El debate sobre la comprensión lectora en Chile se intensifica a medida que se acerca el Día Mundial del Libro, que se celebrará el 23 de abril. La preocupación se centra no solo en la cantidad de lectura que realizan los estudiantes, sino en su capacidad para entender lo que leen. Datos recientes del SIMCE 2025 revelan que un 27% de los alumnos de 4° básico se encuentra en un nivel insuficiente de comprensión lectora, mientras que solo el 47,5% alcanza un nivel adecuado. La situación se agrava en niveles educativos superiores, donde un 42,3% de los estudiantes de 8° básico y un 48% de los de 2° medio no logran comprender los textos que leen.
María Jesús Forteza, docente y gestora de contenidos de Ziemax, señala que “hoy el problema no es la cantidad de textos que leen los estudiantes, sino la capacidad de comprender lo que leen”. A medida que los estudiantes avanzan en su trayectoria escolar, la complejidad de los textos aumenta, lo que profundiza la brecha entre los aprendizajes esperados y los realmente obtenidos.

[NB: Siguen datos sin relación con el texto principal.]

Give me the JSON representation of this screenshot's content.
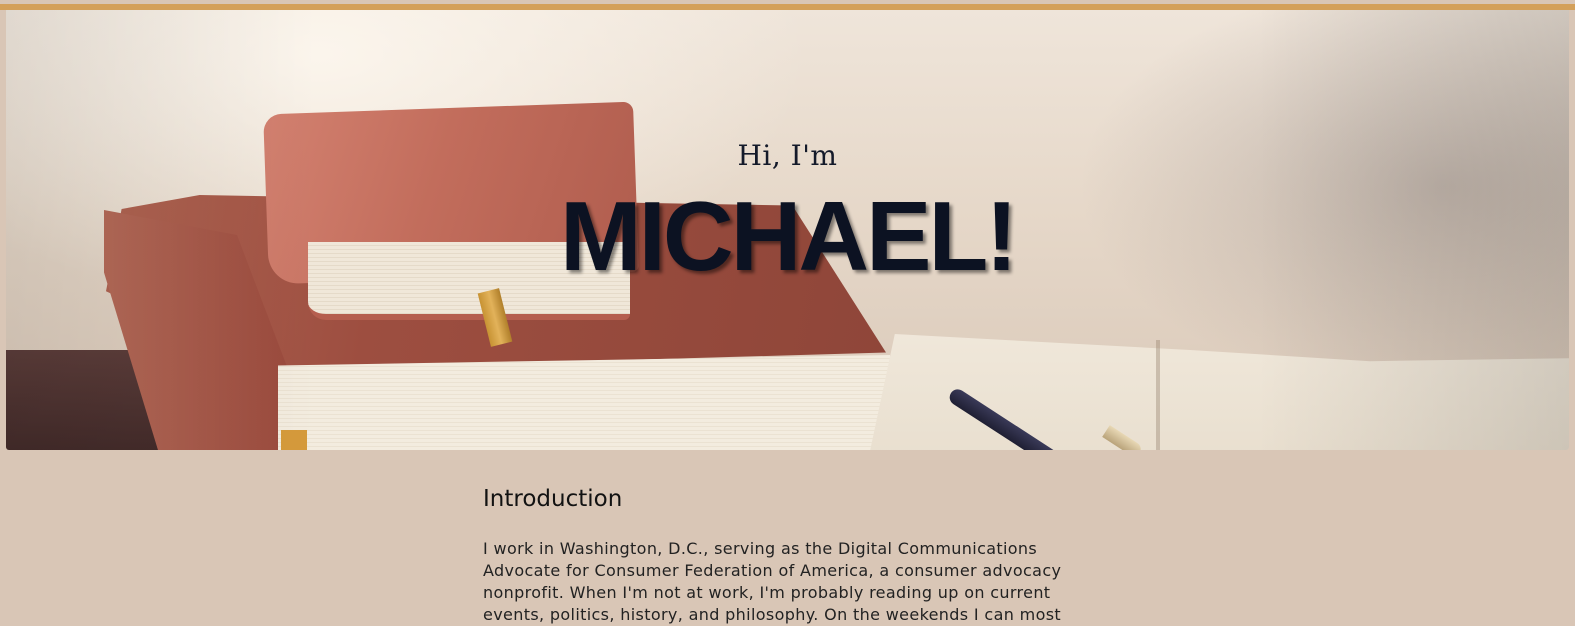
{
  "colors": {
    "accent_bar": "#d4a05a",
    "page_background": "#d9c6b6",
    "hero_title": "#0c1222"
  },
  "hero": {
    "greeting": "Hi, I'm",
    "name": "MICHAEL!",
    "image_description_icon": "books-and-pen-photo"
  },
  "introduction": {
    "title": "Introduction",
    "body": "I work in Washington, D.C., serving as the Digital Communications Advocate for Consumer Federation of America, a consumer advocacy nonprofit. When I'm not at work, I'm probably reading up on current events, politics, history, and philosophy. On the weekends I can most"
  }
}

Las causas de esta problemática son diversas y trascienden el ámbito escolar. La comprensión lectora está influenciada por habilidades como la atención, la motivación y la capacidad de mantener el esfuerzo cognitivo, factores que se ven afectados por cambios en los hábitos de los estudiantes. El uso intensivo de pantallas y la exposición a contenidos fragmentados, como memes y vídeos breves, están alterando la relación de los niños y adolescentes con la lectura. Forteza agrega que “fuera del aula, los estudiantes interactúan con textos que son generalmente fragmentados e interpretativos”, lo que exige una adaptación en la enseñanza que integre estas nuevas realidades y fomente la motivación por la lectura.
El sistema educativo enfrenta el reto de abandonar un modelo centrado en la comprensión lectora explícita. Actualmente, el plan lector prioriza la evaluación sobre la experiencia y la comprensión profunda. Siguiendo las orientaciones del Ministerio de Educación (MINEDUC), se busca promover una lectura más activa, donde los estudiantes interpreten, relacionen y evalúen los textos, conectando la lectura con sus propias experiencias y compartiéndolas con otros.
Sin embargo, el desafío no recae únicamente en el sistema escolar. La evidencia indica que el desarrollo del hábito lector está fuertemente influenciado por el entorno familiar y social. Forteza destaca que “la lectura, como cualquier hábito, se incorpora de manera natural en los niños cuando está presente y es apreciada en la vida cotidiana del entorno familiar”.
En este contexto, iniciativas como el Día del Libro son fundamentales para visibilizar la importancia de la lectura y generar instancias que favorezcan la motivación. No obstante, los expertos coinciden en que estas acciones son insuficientes si no se acompañan de un trabajo constante y sostenido. Para fomentar la lectura de manera efectiva, se requiere una mirada integral que combine motivación, acompañamiento y adaptación a los nuevos formatos que los estudiantes utilizan a diario.
Los especialistas sugieren que el objetivo no es regresar a un modelo tradicional, sino avanzar hacia uno que integre distintos lenguajes, fomente el disfrute y fortalezca la comprensión en contextos reales. Solo así se podrá cerrar una brecha que afecta no solo el rendimiento académico, sino también la capacidad de las futuras generaciones para desenvolverse críticamente en la sociedad.